Habitat structure is a key factor for explaining biodiversity patterns at a local scale. In forests, heterogeneity of the vegetation structure has been shown to have important effects on the distribution and abundance of many animal taxa. Airborne light detection and ranging (LiDAR) allow researchers to study forest structure at a much finer detail than vegetation measurements in the field. Most structure-animal diversity work focused on structural metrics derived from variations of the canopy height, despite the ability of LiDAR to capture 3D structure beneath the top of the canopy. Here, we built LiDAR metrics based on the Leaf Area Density (LAD) at each height layer, and used them to study how the different aspects of forest structural heterogeneity explain bird richness variability. Our goals were to test:1) whether LAD-based metrics explained better the bird richness than metrics based on the top of the canopy; and 2) if different aspects of the structural heterogeneity had diverse effects on bird richness. We used LiDAR data and 61 bird point counts provided by the National Ecological Observation Network (NEON).

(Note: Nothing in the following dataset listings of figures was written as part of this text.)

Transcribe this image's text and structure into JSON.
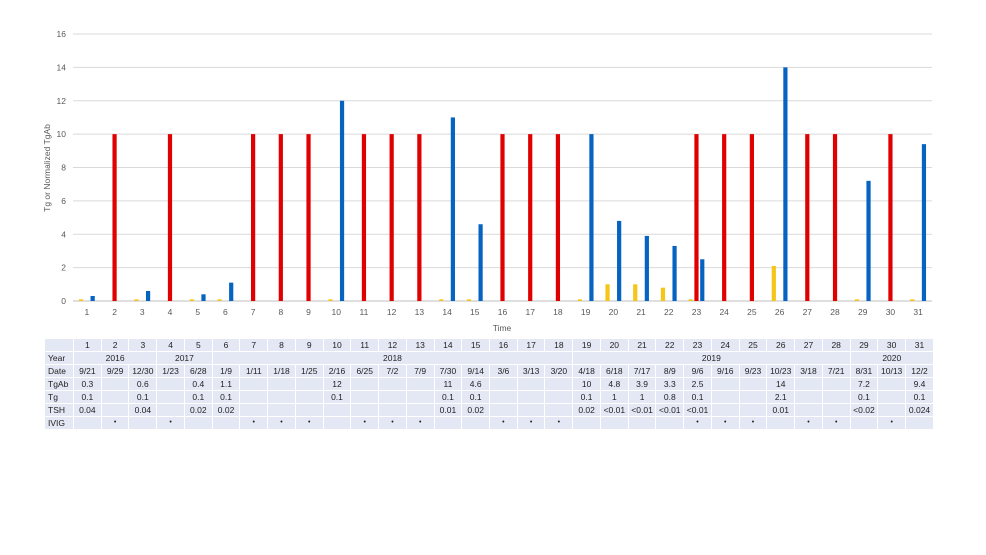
{
  "chart_data": {
    "type": "bar",
    "ylabel": "Tg or Normalized TgAb",
    "xlabel": "Time",
    "ylim": [
      0,
      16
    ],
    "yticks": [
      0,
      2,
      4,
      6,
      8,
      10,
      12,
      14,
      16
    ],
    "grid": true,
    "categories": [
      "1",
      "2",
      "3",
      "4",
      "5",
      "6",
      "7",
      "8",
      "9",
      "10",
      "11",
      "12",
      "13",
      "14",
      "15",
      "16",
      "17",
      "18",
      "19",
      "20",
      "21",
      "22",
      "23",
      "24",
      "25",
      "26",
      "27",
      "28",
      "29",
      "30",
      "31"
    ],
    "series": [
      {
        "color": "#f5c518",
        "values": [
          0.1,
          0,
          0.1,
          0,
          0.1,
          0.1,
          0,
          0,
          0,
          0.1,
          0,
          0,
          0,
          0.1,
          0.1,
          0,
          0,
          0,
          0.1,
          1,
          1,
          0.8,
          0.1,
          0,
          0,
          2.1,
          0,
          0,
          0.1,
          0,
          0.1
        ]
      },
      {
        "color": "#e00000",
        "values": [
          0,
          10,
          0,
          10,
          0,
          0,
          10,
          10,
          10,
          0,
          10,
          10,
          10,
          0,
          0,
          10,
          10,
          10,
          0,
          0,
          0,
          0,
          10,
          10,
          10,
          0,
          10,
          10,
          0,
          10,
          0
        ]
      },
      {
        "color": "#0563c1",
        "values": [
          0.3,
          0,
          0.6,
          0,
          0.4,
          1.1,
          0,
          0,
          0,
          12,
          0,
          0,
          0,
          11,
          4.6,
          0,
          0,
          0,
          10,
          4.8,
          3.9,
          3.3,
          2.5,
          0,
          0,
          14,
          0,
          0,
          7.2,
          0,
          9.4
        ]
      }
    ]
  },
  "table": {
    "numbers": [
      "1",
      "2",
      "3",
      "4",
      "5",
      "6",
      "7",
      "8",
      "9",
      "10",
      "11",
      "12",
      "13",
      "14",
      "15",
      "16",
      "17",
      "18",
      "19",
      "20",
      "21",
      "22",
      "23",
      "24",
      "25",
      "26",
      "27",
      "28",
      "29",
      "30",
      "31"
    ],
    "year_label": "Year",
    "years": [
      {
        "label": "2016",
        "span": 3
      },
      {
        "label": "2017",
        "span": 2
      },
      {
        "label": "2018",
        "span": 13
      },
      {
        "label": "2019",
        "span": 10
      },
      {
        "label": "2020",
        "span": 3
      }
    ],
    "rows": [
      {
        "label": "Date",
        "cells": [
          "9/21",
          "9/29",
          "12/30",
          "1/23",
          "6/28",
          "1/9",
          "1/11",
          "1/18",
          "1/25",
          "2/16",
          "6/25",
          "7/2",
          "7/9",
          "7/30",
          "9/14",
          "3/6",
          "3/13",
          "3/20",
          "4/18",
          "6/18",
          "7/17",
          "8/9",
          "9/6",
          "9/16",
          "9/23",
          "10/23",
          "3/18",
          "7/21",
          "8/31",
          "10/13",
          "12/2"
        ]
      },
      {
        "label": "TgAb",
        "cells": [
          "0.3",
          "",
          "0.6",
          "",
          "0.4",
          "1.1",
          "",
          "",
          "",
          "12",
          "",
          "",
          "",
          "11",
          "4.6",
          "",
          "",
          "",
          "10",
          "4.8",
          "3.9",
          "3.3",
          "2.5",
          "",
          "",
          "14",
          "",
          "",
          "7.2",
          "",
          "9.4"
        ]
      },
      {
        "label": "Tg",
        "cells": [
          "0.1",
          "",
          "0.1",
          "",
          "0.1",
          "0.1",
          "",
          "",
          "",
          "0.1",
          "",
          "",
          "",
          "0.1",
          "0.1",
          "",
          "",
          "",
          "0.1",
          "1",
          "1",
          "0.8",
          "0.1",
          "",
          "",
          "2.1",
          "",
          "",
          "0.1",
          "",
          "0.1"
        ]
      },
      {
        "label": "TSH",
        "cells": [
          "0.04",
          "",
          "0.04",
          "",
          "0.02",
          "0.02",
          "",
          "",
          "",
          "",
          "",
          "",
          "",
          "0.01",
          "0.02",
          "",
          "",
          "",
          "0.02",
          "<0.01",
          "<0.01",
          "<0.01",
          "<0.01",
          "",
          "",
          "0.01",
          "",
          "",
          "<0.02",
          "",
          "0.024"
        ]
      },
      {
        "label": "IVIG",
        "cells": [
          "",
          "•",
          "",
          "•",
          "",
          "",
          "•",
          "•",
          "•",
          "",
          "•",
          "•",
          "•",
          "",
          "",
          "•",
          "•",
          "•",
          "",
          "",
          "",
          "",
          "•",
          "•",
          "•",
          "",
          "•",
          "•",
          "",
          "•",
          ""
        ]
      }
    ]
  }
}
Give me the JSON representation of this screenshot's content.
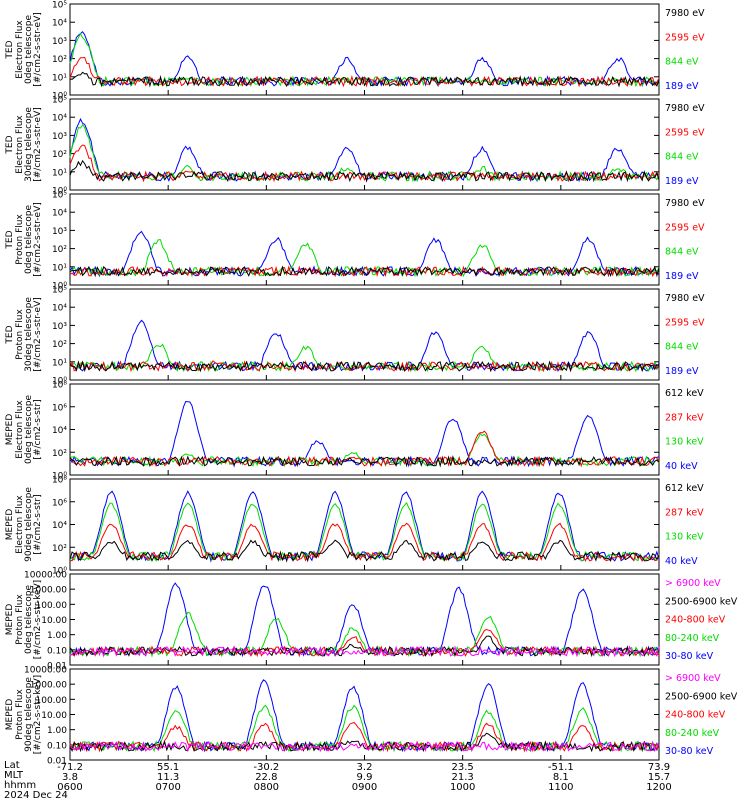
{
  "chart_data": [
    {
      "type": "line",
      "instrument": "TED",
      "ylabel": "Electron Flux\n0deg telescope\n[#/cm2-s-str-eV]",
      "yticks": [
        "10⁰",
        "10¹",
        "10²",
        "10³",
        "10⁴",
        "10⁵"
      ],
      "ylim": [
        1,
        100000
      ],
      "log_y": true,
      "series": [
        {
          "name": "7980 eV",
          "color": "#000000",
          "peaks": [
            0.02,
            0.22,
            0.48,
            0.7,
            0.94
          ],
          "level": [
            1.2,
            0.3,
            0.2,
            0.2,
            0.2
          ]
        },
        {
          "name": "2595 eV",
          "color": "#ff0000",
          "peaks": [
            0.02,
            0.2,
            0.48,
            0.7,
            0.94
          ],
          "level": [
            2.0,
            0.5,
            0.4,
            0.4,
            0.4
          ]
        },
        {
          "name": "844 eV",
          "color": "#00dd00",
          "peaks": [
            0.02,
            0.2,
            0.47,
            0.7,
            0.93
          ],
          "level": [
            3.3,
            0.8,
            0.8,
            0.8,
            0.8
          ]
        },
        {
          "name": "189 eV",
          "color": "#0000ff",
          "peaks": [
            0.02,
            0.2,
            0.47,
            0.7,
            0.93
          ],
          "level": [
            3.5,
            2.0,
            2.0,
            2.0,
            2.0
          ]
        }
      ]
    },
    {
      "type": "line",
      "instrument": "TED",
      "ylabel": "Electron Flux\n30deg telescope\n[#/cm2-s-str-eV]",
      "yticks": [
        "10⁰",
        "10¹",
        "10²",
        "10³",
        "10⁴",
        "10⁵"
      ],
      "ylim": [
        1,
        100000
      ],
      "log_y": true,
      "series": [
        {
          "name": "7980 eV",
          "color": "#000000",
          "peaks": [
            0.02,
            0.22,
            0.48,
            0.7,
            0.94
          ],
          "level": [
            1.5,
            0.8,
            0.5,
            0.5,
            0.5
          ]
        },
        {
          "name": "2595 eV",
          "color": "#ff0000",
          "peaks": [
            0.02,
            0.2,
            0.48,
            0.7,
            0.94
          ],
          "level": [
            2.4,
            1.0,
            0.8,
            0.8,
            0.8
          ]
        },
        {
          "name": "844 eV",
          "color": "#00dd00",
          "peaks": [
            0.02,
            0.2,
            0.47,
            0.7,
            0.93
          ],
          "level": [
            3.5,
            1.2,
            1.2,
            1.2,
            1.2
          ]
        },
        {
          "name": "189 eV",
          "color": "#0000ff",
          "peaks": [
            0.02,
            0.2,
            0.47,
            0.7,
            0.93
          ],
          "level": [
            3.8,
            2.3,
            2.3,
            2.3,
            2.3
          ]
        }
      ]
    },
    {
      "type": "line",
      "instrument": "TED",
      "ylabel": "Proton Flux\n0deg telescope\n[#/cm2-s-str-eV]",
      "yticks": [
        "10⁰",
        "10¹",
        "10²",
        "10³",
        "10⁴",
        "10⁵"
      ],
      "ylim": [
        1,
        100000
      ],
      "log_y": true,
      "series": [
        {
          "name": "7980 eV",
          "color": "#000000",
          "peaks": [
            0.25,
            0.5,
            0.72
          ],
          "level": [
            0.6,
            0.3,
            0.3
          ]
        },
        {
          "name": "2595 eV",
          "color": "#ff0000",
          "peaks": [
            0.25,
            0.5,
            0.72
          ],
          "level": [
            0.9,
            0.5,
            0.5
          ]
        },
        {
          "name": "844 eV",
          "color": "#00dd00",
          "peaks": [
            0.15,
            0.4,
            0.7
          ],
          "level": [
            2.4,
            2.2,
            2.2
          ]
        },
        {
          "name": "189 eV",
          "color": "#0000ff",
          "peaks": [
            0.12,
            0.35,
            0.62,
            0.88
          ],
          "level": [
            3.0,
            2.5,
            2.5,
            2.5
          ]
        }
      ]
    },
    {
      "type": "line",
      "instrument": "TED",
      "ylabel": "Proton Flux\n30deg telescope\n[#/cm2-s-str-eV]",
      "yticks": [
        "10⁰",
        "10¹",
        "10²",
        "10³",
        "10⁴",
        "10⁵"
      ],
      "ylim": [
        1,
        100000
      ],
      "log_y": true,
      "series": [
        {
          "name": "7980 eV",
          "color": "#000000",
          "peaks": [
            0.25,
            0.5,
            0.72
          ],
          "level": [
            0.6,
            0.3,
            0.3
          ]
        },
        {
          "name": "2595 eV",
          "color": "#ff0000",
          "peaks": [
            0.25,
            0.5,
            0.72
          ],
          "level": [
            1.0,
            0.6,
            0.6
          ]
        },
        {
          "name": "844 eV",
          "color": "#00dd00",
          "peaks": [
            0.15,
            0.4,
            0.7
          ],
          "level": [
            2.0,
            1.8,
            1.8
          ]
        },
        {
          "name": "189 eV",
          "color": "#0000ff",
          "peaks": [
            0.12,
            0.35,
            0.62,
            0.88
          ],
          "level": [
            3.2,
            2.6,
            2.6,
            2.6
          ]
        }
      ]
    },
    {
      "type": "line",
      "instrument": "MEPED",
      "ylabel": "Electron Flux\n0deg telescope\n[#/cm2-s-str]",
      "yticks": [
        "10⁰",
        "10²",
        "10⁴",
        "10⁶",
        "10⁸"
      ],
      "ylim": [
        1,
        100000000
      ],
      "log_y": true,
      "series": [
        {
          "name": "612 keV",
          "color": "#000000",
          "peaks": [
            0.48,
            0.7
          ],
          "level": [
            1.0,
            1.0
          ]
        },
        {
          "name": "287 keV",
          "color": "#ff0000",
          "peaks": [
            0.48,
            0.7
          ],
          "level": [
            1.5,
            3.8
          ]
        },
        {
          "name": "130 keV",
          "color": "#00dd00",
          "peaks": [
            0.2,
            0.48,
            0.7
          ],
          "level": [
            1.8,
            2.0,
            3.6
          ]
        },
        {
          "name": "40 keV",
          "color": "#0000ff",
          "peaks": [
            0.2,
            0.42,
            0.65,
            0.88
          ],
          "level": [
            6.5,
            3.0,
            5.0,
            5.2
          ]
        }
      ]
    },
    {
      "type": "line",
      "instrument": "MEPED",
      "ylabel": "Electron Flux\n90deg telescope\n[#/cm2-s-str]",
      "yticks": [
        "10⁰",
        "10²",
        "10⁴",
        "10⁶",
        "10⁸"
      ],
      "ylim": [
        1,
        100000000
      ],
      "log_y": true,
      "series": [
        {
          "name": "612 keV",
          "color": "#000000",
          "peaks": [
            0.07,
            0.2,
            0.31,
            0.45,
            0.57,
            0.7,
            0.83
          ],
          "level": [
            2.5,
            2.5,
            2.5,
            2.5,
            2.5,
            2.5,
            2.5
          ]
        },
        {
          "name": "287 keV",
          "color": "#ff0000",
          "peaks": [
            0.07,
            0.2,
            0.31,
            0.45,
            0.57,
            0.7,
            0.83
          ],
          "level": [
            4.0,
            4.0,
            4.0,
            4.0,
            4.0,
            4.0,
            4.0
          ]
        },
        {
          "name": "130 keV",
          "color": "#00dd00",
          "peaks": [
            0.07,
            0.2,
            0.31,
            0.45,
            0.57,
            0.7,
            0.83
          ],
          "level": [
            5.8,
            5.8,
            5.8,
            5.8,
            5.8,
            5.8,
            5.8
          ]
        },
        {
          "name": "40 keV",
          "color": "#0000ff",
          "peaks": [
            0.07,
            0.2,
            0.31,
            0.45,
            0.57,
            0.7,
            0.83
          ],
          "level": [
            6.8,
            6.8,
            6.8,
            6.8,
            6.8,
            6.8,
            6.8
          ]
        }
      ]
    },
    {
      "type": "line",
      "instrument": "MEPED",
      "ylabel": "Proton Flux\n0deg telescope\n[#/cm2-s-str-keV]",
      "yticks": [
        "0.01",
        "0.10",
        "1.00",
        "10.00",
        "100.00",
        "1000.00",
        "10000.00"
      ],
      "ylim": [
        0.01,
        10000
      ],
      "log_y": true,
      "series": [
        {
          "name": "> 6900 keV",
          "color": "#ff00ff",
          "peaks": [
            0.48,
            0.71
          ],
          "level": [
            -1.2,
            -1.2
          ]
        },
        {
          "name": "2500-6900 keV",
          "color": "#000000",
          "peaks": [
            0.48,
            0.71
          ],
          "level": [
            -0.7,
            -0.2
          ]
        },
        {
          "name": "240-800 keV",
          "color": "#ff0000",
          "peaks": [
            0.48,
            0.71
          ],
          "level": [
            -0.2,
            0.4
          ]
        },
        {
          "name": "80-240 keV",
          "color": "#00dd00",
          "peaks": [
            0.2,
            0.35,
            0.48,
            0.71
          ],
          "level": [
            1.4,
            1.0,
            0.4,
            1.2
          ]
        },
        {
          "name": "30-80 keV",
          "color": "#0000ff",
          "peaks": [
            0.18,
            0.33,
            0.48,
            0.66,
            0.87
          ],
          "level": [
            3.3,
            3.3,
            2.0,
            3.0,
            3.0
          ]
        }
      ]
    },
    {
      "type": "line",
      "instrument": "MEPED",
      "ylabel": "Proton Flux\n90deg telescope\n[#/cm2-s-str-keV]",
      "yticks": [
        "0.01",
        "0.10",
        "1.00",
        "10.00",
        "100.00",
        "1000.00",
        "10000.00"
      ],
      "ylim": [
        0.01,
        10000
      ],
      "log_y": true,
      "series": [
        {
          "name": "> 6900 keV",
          "color": "#ff00ff",
          "peaks": [
            0.48,
            0.71
          ],
          "level": [
            -1.2,
            -1.2
          ]
        },
        {
          "name": "2500-6900 keV",
          "color": "#000000",
          "peaks": [
            0.33,
            0.48,
            0.71
          ],
          "level": [
            -1.0,
            -0.7,
            -0.3
          ]
        },
        {
          "name": "240-800 keV",
          "color": "#ff0000",
          "peaks": [
            0.18,
            0.33,
            0.48,
            0.71,
            0.87
          ],
          "level": [
            0.2,
            0.3,
            0.5,
            0.3,
            0.2
          ]
        },
        {
          "name": "80-240 keV",
          "color": "#00dd00",
          "peaks": [
            0.18,
            0.33,
            0.48,
            0.71,
            0.87
          ],
          "level": [
            1.3,
            1.5,
            1.5,
            1.2,
            1.3
          ]
        },
        {
          "name": "30-80 keV",
          "color": "#0000ff",
          "peaks": [
            0.18,
            0.33,
            0.48,
            0.71,
            0.87
          ],
          "level": [
            2.8,
            3.2,
            2.8,
            3.0,
            3.0
          ]
        }
      ]
    }
  ],
  "x_axis": {
    "row_labels": [
      "Lat",
      "MLT",
      "hhmm",
      "2024 Dec 24"
    ],
    "ticks": [
      {
        "lat": "-71.2",
        "mlt": "3.8",
        "hhmm": "0600"
      },
      {
        "lat": "55.1",
        "mlt": "11.3",
        "hhmm": "0700"
      },
      {
        "lat": "-30.2",
        "mlt": "22.8",
        "hhmm": "0800"
      },
      {
        "lat": "3.2",
        "mlt": "9.9",
        "hhmm": "0900"
      },
      {
        "lat": "23.5",
        "mlt": "21.3",
        "hhmm": "1000"
      },
      {
        "lat": "-51.1",
        "mlt": "8.1",
        "hhmm": "1100"
      },
      {
        "lat": "73.9",
        "mlt": "15.7",
        "hhmm": "1200"
      }
    ]
  }
}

We then used LiDAR metrics as predictors in random forest models of bird species richness and analyzed the shape of the responses against each predictor.

Results/Conclusions

Random forest models based on LAD metrics had better explanatory power of bird richness (43% of variance explained) than models using top of the canopy metrics (32%). Models that combined both type of metrics (for which feature selection was applied) explained 45% of variance, with the LAD metrics being the highest ranked in explanatory power. The most important metric captured the vertical variation of the vegetation density (measured with a Shannon entropy index) at the forest plot level, followed by a metric that measured the horizontal variation of the mean LAD distribution across 10m x 10m grids within the plot. We showed that structural heterogeneity-richness relationships are generally non-linear and that complex interactions between different aspects of heterogeneity exist. Our key findings were that vertical structural heterogeneity had a negative effect on bird richness, while horizontal heterogeneity had a positive effect.This contradicts previous studies that did not consider all canopy layers or horizontal variations of the vegetation vertical distribution. The increasing capabilities of LiDAR will allow researchers to characterize forest structure with higher detail. Our findings highlight the need for structure-animal diversity studies to incorporate metrics able to capture the different aspects of the forest 3D heterogeneity.